Here are some tips on how to avoid the marshmallow career:

1) Take Time to Understand YOUR Big Picture

I think this is where a big chunk of the problem lies. We lack self-awareness. We don’t invest enough time understanding who we are, what we like doing, what our natural gifts are, and what we want to be when we “grow up.”

As some great military people once said “knowing is half the battle.”

Take time to assess. Ask friends about what your strengths and weaknesses are. Take personality tests. Ask people about other careers.

Granted, this won’t be automatic, as “finding out who we are” can take a long process. But I think part of that problem is, we don’t really put enough investment in consciously trying.

Try. Perhaps asking this simple question can help start the process: who am I?

Also, think about YOUR big picture. Not your parent’s. Not anyone else’s.

2) Work Backwards

Once you have a reasonable idea of your Big Picture, do a Covey and try to Begin With The End In Mind.


What career move can you do NOW that will inch you closer to your Big Picture?

Since this is an Startup Blog, here’s my quick tip on what next career steps you can do if you want to own a business someday:

A) Go fulltime and take the leap! Startups are all about learning through doing. Anything else is a bit of a  compromise. Try naming a great startup which was done part-time.

B) Work for a startup.

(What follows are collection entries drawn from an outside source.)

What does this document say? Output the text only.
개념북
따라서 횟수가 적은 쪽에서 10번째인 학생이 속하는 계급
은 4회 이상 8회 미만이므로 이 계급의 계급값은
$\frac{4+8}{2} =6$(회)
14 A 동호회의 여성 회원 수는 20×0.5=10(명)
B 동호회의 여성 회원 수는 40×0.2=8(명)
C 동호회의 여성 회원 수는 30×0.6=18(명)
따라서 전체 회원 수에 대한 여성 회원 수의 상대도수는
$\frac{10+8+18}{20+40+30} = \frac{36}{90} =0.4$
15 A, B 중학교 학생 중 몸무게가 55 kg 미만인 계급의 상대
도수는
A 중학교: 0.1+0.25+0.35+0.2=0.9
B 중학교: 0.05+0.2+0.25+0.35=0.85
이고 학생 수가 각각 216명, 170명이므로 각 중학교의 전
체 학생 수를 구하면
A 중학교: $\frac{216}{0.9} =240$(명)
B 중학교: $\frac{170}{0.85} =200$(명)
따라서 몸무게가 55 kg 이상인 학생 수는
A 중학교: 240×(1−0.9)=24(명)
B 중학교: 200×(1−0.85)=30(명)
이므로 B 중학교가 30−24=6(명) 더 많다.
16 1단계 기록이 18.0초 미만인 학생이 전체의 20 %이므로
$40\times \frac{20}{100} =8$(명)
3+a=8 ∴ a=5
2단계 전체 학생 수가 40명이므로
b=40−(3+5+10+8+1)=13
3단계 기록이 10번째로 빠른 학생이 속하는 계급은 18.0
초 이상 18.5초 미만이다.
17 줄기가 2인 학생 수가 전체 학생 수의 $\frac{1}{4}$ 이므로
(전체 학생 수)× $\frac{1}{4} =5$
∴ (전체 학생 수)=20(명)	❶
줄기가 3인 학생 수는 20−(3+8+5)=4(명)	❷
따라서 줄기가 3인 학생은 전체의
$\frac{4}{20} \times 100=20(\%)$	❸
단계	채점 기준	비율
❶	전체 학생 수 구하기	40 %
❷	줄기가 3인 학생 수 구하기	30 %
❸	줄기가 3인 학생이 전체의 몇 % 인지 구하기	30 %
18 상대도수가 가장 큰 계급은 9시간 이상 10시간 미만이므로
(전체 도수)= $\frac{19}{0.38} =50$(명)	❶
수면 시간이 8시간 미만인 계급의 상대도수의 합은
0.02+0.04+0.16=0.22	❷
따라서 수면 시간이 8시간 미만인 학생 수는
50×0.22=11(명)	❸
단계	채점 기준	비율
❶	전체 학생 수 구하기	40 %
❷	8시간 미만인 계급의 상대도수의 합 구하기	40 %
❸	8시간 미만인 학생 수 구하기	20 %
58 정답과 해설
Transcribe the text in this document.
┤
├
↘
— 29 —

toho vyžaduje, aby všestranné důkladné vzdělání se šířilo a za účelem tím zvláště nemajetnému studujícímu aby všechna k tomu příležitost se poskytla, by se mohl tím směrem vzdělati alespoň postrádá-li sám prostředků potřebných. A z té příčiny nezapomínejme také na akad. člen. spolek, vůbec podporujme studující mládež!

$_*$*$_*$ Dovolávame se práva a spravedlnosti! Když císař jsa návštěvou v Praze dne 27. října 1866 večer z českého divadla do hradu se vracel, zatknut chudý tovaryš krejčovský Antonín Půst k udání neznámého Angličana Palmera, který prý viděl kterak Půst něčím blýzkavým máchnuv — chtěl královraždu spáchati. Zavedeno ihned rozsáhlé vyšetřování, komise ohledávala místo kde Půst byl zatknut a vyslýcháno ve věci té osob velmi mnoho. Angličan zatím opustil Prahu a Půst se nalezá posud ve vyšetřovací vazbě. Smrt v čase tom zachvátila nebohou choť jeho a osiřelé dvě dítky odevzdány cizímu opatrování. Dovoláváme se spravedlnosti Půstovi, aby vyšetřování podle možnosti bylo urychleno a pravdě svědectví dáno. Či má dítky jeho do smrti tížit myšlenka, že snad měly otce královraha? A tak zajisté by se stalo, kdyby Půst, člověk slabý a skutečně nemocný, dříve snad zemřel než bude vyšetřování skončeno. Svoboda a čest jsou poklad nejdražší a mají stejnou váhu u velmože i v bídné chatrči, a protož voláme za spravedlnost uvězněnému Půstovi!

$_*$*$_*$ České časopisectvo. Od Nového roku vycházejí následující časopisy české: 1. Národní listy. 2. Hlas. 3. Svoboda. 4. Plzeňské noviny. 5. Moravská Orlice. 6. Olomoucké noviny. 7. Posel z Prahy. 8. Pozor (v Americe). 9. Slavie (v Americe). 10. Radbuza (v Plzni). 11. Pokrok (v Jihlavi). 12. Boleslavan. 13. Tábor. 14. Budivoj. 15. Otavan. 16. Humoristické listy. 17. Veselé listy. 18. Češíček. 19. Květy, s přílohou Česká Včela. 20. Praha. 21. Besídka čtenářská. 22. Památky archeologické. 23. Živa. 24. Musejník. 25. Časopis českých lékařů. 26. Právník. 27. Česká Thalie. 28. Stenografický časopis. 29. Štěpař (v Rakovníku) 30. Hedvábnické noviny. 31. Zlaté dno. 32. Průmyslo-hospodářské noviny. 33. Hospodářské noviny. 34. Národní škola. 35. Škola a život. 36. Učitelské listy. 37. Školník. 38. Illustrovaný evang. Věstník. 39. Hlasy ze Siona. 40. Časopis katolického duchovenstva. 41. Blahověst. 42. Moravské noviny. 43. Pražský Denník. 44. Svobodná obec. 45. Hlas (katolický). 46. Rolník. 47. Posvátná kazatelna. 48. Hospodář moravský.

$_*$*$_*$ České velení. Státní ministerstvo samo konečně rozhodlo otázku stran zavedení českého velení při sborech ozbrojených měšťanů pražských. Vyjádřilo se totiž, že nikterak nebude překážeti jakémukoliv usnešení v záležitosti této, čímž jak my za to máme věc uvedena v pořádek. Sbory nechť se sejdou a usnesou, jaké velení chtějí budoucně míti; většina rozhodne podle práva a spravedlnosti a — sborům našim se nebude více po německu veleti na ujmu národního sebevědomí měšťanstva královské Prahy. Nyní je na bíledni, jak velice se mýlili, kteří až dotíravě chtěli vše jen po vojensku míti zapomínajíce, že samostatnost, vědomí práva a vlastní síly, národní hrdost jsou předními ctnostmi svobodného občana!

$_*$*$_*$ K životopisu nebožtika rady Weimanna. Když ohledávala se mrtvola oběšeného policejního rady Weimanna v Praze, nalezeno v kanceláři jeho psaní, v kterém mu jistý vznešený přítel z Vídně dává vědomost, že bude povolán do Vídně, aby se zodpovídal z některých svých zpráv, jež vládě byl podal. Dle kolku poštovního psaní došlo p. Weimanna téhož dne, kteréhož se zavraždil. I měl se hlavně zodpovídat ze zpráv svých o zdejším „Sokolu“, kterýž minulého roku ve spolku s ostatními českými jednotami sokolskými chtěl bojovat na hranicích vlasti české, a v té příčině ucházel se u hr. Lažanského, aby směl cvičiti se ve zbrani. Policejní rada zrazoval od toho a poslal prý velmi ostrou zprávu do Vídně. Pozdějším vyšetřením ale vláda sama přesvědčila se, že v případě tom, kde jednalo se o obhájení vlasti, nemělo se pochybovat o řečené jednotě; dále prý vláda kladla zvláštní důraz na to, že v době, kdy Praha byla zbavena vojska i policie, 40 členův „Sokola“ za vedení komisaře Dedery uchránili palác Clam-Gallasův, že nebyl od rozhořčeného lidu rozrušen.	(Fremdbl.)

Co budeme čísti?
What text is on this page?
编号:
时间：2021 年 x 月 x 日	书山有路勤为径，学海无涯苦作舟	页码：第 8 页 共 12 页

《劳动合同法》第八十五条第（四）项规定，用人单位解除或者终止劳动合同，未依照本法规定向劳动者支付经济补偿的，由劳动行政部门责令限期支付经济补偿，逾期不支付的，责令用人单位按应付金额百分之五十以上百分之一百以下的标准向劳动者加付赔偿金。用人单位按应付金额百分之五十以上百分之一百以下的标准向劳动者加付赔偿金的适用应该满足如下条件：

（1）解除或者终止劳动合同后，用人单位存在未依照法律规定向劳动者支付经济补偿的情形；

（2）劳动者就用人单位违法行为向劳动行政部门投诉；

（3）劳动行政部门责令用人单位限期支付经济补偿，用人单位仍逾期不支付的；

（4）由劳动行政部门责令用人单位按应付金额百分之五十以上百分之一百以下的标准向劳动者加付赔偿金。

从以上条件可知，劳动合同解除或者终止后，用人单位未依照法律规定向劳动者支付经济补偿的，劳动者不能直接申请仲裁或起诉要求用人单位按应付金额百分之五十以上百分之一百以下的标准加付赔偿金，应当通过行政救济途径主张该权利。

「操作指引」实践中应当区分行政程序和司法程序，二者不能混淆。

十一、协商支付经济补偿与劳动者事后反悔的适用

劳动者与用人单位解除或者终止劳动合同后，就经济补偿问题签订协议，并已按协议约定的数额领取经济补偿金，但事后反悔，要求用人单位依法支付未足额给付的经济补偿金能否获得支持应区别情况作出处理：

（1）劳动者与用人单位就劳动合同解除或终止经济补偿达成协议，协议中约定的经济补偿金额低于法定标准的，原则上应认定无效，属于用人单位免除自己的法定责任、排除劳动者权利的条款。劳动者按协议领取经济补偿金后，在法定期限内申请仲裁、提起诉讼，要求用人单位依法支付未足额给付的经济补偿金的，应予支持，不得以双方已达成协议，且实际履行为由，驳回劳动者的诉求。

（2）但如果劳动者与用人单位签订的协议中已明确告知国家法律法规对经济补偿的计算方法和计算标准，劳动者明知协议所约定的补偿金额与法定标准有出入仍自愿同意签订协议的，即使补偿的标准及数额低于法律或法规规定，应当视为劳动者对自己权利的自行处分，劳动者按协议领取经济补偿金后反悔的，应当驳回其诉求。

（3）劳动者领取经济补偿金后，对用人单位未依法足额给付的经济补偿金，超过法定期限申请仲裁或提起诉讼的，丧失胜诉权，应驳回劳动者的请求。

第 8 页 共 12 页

Next best thing.

C) If A & B are too unpalatable, you could: 1) get into sales – it might not be that sexy to some, but selling is an extremely valuable skill to develop in any startup, 2) get into the industry you plan to develop your startup in, the smaller the firm, the better, 3) get into anything which expands your personal network in a hurry.

3) Just Say No

Okay, you’ve got your Big Picture. You’ve got some semblance of a plan on how to get there.

What are you going to do when Company X offers you a big package from out of the blue because your friend gave a good recommendation?

Think Amazon. Think strategic.

If something tempting comes and shows you all the shiny things you can have now if you break your plan, well, just think of all the SHINIER things you could accomplish sticking to the plan.

This is easier said than done, of course. But possible.

4) Pray

By far, my best career advisor has been God. My best career decision-making process has been Discernment. I’ve always maintained that it was He who really pushed me into an entrepreneurial path.

Here’s an interesting thing.

I belong to a Community  which really encourages its constituents to pray, talk to God, and surrender to His will. This group has a disproportionate amount of people who have taken leaps from their long-standing careers into what they truly want to do. A longtime banker who has become a pre-school teacher. An longtime FMCG executive who now works for a foundation. Another longtime marketer who put up her consulting practice. A longtime IT employee who’s put up multiple small businesses. There are more. All of which would tell you they had the courage to take the leap because of prayer.

You should see their faces when they explain how happy they are in their chosen fields. Passion is always evident.

As is the lack of it.

(know anyone who will benefit and resonate from this post? be a blessing and share!)


*The big assumption of course, is that we are earning enough to cover our basic needs. Maslow’s hierarchy in full effect.